Companies that have been in startup mode for more than five years without showing significant growth may not understand how to properly allocate funds.
On the other hand, many startups are run by successful, experienced teams that are prepared to accept funding and use it to support growth.
The bottom line is this; take the age of the startup with a grain of salt. Even good startups run into problems every now and then, but they should still display a steady growth trend.
6. Current investors and advisors
Mentors, advisors, and angel investors can be a huge benefit to startups. Look for people that act as advisors to the startup you’re researching and determine whether they’re an asset or liability.
For example, if you were researching an early-stage company and discovered that Mark Cuban was an investor, your interest would probably increase. The fact that an entrepreneur as successful as Mark Cuban was willing to fund this startup could indicate that he believes it’s a good investment.
7. When returns are expected
It’s impossible to predict whether or not a startup will provide a return on investment. Investing in startups is a long-term process. The more funding rounds a company initiates the longer it can take to generate returns.
In contrast to that, some companies may target a liquidity event—such as an IPO—which means investors will receive a return on their investment.
The only thing you can really do is review financial projections, cash flows, and exit plans, and make your own prediction for when you might expect a return.
8. Legal situation
Lawsuits on intellectual property (IP) can be a sign that the startup didn’t invest time and resources into protecting its IP. Make sure the startup has a registered trademark, patents, and protections on other IPs.
Choosing Startup Investments with Economic Opportunity
Aside from researching a company’s founder and team, social proof, burn rate, investors, and capitalization table, you also need to review its economic opportunities.
The greatest startup idea in the world won’t be able to move past square one if the market opportunity doesn’t exist or there isn’t sufficient demand to support revenue growth. Sure, the burn rate and runway can indicate potential revenue to some degree, but you also want to know the following:
- What is the market size?
- What is the industry’s projected growth?
- What market share do competitors control?

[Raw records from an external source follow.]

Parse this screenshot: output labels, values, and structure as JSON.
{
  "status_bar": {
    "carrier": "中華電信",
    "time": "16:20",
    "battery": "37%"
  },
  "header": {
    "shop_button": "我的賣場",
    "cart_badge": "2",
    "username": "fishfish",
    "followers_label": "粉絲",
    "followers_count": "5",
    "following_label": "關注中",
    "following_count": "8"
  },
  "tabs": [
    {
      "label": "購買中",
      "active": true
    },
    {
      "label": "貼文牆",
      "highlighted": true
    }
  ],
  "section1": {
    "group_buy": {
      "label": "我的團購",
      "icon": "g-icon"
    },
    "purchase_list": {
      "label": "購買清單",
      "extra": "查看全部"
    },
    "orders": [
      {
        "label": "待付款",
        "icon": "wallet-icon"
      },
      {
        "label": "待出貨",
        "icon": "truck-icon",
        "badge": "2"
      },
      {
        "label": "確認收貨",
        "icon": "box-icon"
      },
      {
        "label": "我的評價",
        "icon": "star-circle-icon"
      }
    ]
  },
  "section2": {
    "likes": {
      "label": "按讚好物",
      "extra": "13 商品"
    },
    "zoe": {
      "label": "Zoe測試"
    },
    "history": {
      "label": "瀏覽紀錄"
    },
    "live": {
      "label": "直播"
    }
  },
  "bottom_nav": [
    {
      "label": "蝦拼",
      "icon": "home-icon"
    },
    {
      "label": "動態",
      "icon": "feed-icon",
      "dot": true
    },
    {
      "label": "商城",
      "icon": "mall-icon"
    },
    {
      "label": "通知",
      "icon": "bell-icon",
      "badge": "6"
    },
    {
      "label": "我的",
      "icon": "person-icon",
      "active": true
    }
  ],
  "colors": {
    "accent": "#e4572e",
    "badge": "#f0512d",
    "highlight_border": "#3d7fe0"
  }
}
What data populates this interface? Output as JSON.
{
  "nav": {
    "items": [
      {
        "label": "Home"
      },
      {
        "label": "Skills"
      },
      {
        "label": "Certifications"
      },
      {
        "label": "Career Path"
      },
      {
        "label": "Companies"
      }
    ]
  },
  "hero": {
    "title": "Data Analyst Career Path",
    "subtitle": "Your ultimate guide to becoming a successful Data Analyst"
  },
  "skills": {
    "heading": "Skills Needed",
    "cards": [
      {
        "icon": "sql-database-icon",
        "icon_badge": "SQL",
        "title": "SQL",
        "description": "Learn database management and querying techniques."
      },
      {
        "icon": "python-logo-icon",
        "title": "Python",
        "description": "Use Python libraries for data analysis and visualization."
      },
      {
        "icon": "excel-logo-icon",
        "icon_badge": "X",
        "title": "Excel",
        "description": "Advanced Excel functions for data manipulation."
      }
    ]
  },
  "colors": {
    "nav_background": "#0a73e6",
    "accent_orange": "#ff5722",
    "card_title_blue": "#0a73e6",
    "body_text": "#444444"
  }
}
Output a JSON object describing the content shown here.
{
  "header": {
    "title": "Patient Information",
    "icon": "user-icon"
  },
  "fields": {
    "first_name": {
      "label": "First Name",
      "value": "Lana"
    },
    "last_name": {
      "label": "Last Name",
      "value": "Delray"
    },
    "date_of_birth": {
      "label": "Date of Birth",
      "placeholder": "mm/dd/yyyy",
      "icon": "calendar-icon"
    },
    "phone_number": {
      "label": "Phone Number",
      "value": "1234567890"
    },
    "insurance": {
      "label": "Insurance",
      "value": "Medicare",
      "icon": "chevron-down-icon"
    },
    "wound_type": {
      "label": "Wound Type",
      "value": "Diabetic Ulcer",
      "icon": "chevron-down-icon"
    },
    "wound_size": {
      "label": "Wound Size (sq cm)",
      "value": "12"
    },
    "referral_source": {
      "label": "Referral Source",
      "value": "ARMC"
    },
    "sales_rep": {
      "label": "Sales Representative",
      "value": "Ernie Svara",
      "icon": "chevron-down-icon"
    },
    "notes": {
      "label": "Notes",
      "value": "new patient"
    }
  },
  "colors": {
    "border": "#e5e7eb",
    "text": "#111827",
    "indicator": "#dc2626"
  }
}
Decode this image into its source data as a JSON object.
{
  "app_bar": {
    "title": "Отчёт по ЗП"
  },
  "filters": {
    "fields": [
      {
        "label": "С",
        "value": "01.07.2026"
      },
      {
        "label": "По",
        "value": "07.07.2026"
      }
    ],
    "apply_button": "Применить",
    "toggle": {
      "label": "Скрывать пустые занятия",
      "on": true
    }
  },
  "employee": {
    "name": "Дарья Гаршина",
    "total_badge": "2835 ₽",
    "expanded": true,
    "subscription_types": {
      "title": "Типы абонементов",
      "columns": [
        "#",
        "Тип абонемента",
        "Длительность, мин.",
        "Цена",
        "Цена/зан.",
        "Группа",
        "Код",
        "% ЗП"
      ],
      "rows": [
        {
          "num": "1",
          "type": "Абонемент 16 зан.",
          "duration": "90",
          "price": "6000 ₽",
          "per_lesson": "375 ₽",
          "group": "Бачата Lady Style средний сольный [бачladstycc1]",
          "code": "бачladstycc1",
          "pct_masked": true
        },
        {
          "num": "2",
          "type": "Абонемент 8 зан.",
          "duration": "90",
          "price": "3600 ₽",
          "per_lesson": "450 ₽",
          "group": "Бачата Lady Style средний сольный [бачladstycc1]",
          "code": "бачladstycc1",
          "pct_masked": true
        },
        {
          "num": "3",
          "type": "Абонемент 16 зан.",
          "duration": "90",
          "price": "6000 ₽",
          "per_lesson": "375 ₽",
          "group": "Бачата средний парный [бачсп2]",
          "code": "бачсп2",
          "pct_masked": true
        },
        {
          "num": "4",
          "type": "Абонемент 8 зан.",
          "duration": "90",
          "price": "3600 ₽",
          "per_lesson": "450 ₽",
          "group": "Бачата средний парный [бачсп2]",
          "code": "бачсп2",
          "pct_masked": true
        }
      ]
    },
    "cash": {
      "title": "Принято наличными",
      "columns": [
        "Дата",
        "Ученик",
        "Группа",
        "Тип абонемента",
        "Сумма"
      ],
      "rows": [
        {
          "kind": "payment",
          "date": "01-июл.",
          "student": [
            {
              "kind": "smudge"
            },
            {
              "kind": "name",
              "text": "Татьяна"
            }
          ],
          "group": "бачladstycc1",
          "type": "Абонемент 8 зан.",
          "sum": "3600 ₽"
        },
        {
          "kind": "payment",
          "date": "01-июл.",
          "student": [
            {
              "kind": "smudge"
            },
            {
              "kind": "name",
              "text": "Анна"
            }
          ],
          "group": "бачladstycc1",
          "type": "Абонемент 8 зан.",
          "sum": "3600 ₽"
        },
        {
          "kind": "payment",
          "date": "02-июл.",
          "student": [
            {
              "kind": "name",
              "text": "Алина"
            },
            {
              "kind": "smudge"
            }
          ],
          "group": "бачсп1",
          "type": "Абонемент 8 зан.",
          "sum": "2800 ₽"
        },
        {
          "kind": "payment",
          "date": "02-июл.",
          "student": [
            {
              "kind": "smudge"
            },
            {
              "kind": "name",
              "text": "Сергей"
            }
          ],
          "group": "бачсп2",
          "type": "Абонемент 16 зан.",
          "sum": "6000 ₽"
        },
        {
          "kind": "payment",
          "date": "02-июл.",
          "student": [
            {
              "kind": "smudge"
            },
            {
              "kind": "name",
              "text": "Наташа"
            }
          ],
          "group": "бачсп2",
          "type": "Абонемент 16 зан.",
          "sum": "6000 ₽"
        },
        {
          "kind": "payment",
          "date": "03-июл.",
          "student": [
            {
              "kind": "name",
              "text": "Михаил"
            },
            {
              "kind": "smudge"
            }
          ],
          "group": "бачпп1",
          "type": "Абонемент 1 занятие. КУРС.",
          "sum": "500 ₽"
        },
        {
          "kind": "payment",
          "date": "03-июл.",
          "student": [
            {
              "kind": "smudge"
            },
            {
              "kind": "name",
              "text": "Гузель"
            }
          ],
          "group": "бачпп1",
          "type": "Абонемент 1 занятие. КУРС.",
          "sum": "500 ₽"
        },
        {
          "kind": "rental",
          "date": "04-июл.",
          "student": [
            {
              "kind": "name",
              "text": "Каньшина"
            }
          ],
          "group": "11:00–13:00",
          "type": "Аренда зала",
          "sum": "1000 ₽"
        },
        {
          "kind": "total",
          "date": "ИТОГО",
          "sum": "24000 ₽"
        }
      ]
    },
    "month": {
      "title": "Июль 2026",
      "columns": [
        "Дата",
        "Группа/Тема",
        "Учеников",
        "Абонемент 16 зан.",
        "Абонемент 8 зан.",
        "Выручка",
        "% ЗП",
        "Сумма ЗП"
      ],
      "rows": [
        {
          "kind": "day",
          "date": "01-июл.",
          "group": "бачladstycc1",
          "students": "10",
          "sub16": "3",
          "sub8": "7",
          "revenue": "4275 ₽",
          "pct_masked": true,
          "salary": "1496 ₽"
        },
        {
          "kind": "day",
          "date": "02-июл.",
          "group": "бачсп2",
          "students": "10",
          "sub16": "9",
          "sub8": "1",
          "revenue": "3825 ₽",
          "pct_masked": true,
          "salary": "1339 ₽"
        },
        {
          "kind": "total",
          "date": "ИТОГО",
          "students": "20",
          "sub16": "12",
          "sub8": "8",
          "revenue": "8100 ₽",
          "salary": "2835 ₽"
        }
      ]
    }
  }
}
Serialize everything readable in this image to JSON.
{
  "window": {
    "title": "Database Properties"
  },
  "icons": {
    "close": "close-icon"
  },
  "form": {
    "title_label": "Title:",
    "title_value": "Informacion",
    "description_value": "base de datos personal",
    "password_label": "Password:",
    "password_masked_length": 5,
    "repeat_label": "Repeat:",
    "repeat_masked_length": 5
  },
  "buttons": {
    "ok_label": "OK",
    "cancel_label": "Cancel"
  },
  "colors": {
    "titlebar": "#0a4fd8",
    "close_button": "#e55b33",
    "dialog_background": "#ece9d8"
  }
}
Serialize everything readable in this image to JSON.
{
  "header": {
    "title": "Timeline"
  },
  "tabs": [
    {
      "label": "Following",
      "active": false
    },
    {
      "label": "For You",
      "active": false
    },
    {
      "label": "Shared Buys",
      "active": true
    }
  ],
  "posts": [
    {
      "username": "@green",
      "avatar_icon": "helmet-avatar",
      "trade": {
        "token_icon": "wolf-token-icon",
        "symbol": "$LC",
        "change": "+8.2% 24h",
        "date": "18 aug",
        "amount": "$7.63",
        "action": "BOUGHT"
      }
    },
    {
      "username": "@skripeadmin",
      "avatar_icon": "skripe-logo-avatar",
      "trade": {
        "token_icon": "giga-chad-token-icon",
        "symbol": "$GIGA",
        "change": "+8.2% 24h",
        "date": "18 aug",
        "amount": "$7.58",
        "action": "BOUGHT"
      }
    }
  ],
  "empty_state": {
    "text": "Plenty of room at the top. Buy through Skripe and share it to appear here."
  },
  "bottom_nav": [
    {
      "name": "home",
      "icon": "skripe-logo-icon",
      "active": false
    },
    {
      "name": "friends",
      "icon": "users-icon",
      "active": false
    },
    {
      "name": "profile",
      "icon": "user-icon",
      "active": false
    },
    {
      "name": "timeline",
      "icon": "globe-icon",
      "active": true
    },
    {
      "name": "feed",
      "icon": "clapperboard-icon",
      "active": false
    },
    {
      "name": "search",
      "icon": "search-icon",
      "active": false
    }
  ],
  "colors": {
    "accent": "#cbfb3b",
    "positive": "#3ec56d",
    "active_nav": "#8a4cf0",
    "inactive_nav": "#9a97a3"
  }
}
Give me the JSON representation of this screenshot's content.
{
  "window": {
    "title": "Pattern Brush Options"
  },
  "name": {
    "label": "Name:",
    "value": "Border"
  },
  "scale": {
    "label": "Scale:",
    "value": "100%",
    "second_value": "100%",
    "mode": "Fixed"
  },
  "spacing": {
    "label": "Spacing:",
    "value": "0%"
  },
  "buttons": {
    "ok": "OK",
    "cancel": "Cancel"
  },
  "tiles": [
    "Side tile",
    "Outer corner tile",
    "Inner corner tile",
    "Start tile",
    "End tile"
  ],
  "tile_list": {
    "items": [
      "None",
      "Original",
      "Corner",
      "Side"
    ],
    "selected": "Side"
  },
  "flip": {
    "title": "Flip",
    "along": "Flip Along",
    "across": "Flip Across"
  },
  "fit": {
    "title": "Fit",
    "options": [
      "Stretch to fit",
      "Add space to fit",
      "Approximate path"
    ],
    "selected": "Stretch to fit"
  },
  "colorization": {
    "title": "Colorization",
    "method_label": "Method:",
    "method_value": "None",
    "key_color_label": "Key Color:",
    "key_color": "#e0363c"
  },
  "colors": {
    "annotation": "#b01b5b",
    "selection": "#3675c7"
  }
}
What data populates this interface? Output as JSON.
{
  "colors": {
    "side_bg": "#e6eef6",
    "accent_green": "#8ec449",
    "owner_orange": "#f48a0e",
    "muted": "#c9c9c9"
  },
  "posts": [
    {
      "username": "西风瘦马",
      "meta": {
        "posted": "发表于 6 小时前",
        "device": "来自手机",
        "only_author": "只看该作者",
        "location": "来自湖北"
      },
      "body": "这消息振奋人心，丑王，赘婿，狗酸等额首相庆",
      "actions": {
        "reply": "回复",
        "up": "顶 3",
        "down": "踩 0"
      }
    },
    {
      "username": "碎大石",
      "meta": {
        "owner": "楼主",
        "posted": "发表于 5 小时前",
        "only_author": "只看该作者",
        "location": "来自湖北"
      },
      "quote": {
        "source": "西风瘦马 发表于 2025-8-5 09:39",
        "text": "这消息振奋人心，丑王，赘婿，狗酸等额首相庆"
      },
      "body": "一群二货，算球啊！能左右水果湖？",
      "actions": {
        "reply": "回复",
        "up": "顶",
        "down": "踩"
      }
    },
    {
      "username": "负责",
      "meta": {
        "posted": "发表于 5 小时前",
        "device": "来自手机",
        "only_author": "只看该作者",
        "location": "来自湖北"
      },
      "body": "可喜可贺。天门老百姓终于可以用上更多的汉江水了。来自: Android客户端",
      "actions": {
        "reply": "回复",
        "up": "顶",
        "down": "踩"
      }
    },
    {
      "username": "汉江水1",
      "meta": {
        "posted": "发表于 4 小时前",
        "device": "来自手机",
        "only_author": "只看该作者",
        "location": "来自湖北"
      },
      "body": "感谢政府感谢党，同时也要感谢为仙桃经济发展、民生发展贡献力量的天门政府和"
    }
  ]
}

- Is there potential for additional revenue streams?
- Is there a product-market fit?
Some startups will answer these questions in their pitch decks. Make sure you identify the answers to each question and thoroughly investigate their financial records and projections.
Focus on careful, thorough research to give yourself the best chance at defining a good startup investment.
Each of these factors are carefully considered during MicroVentures’ process in determining which companies will be listed on our platform.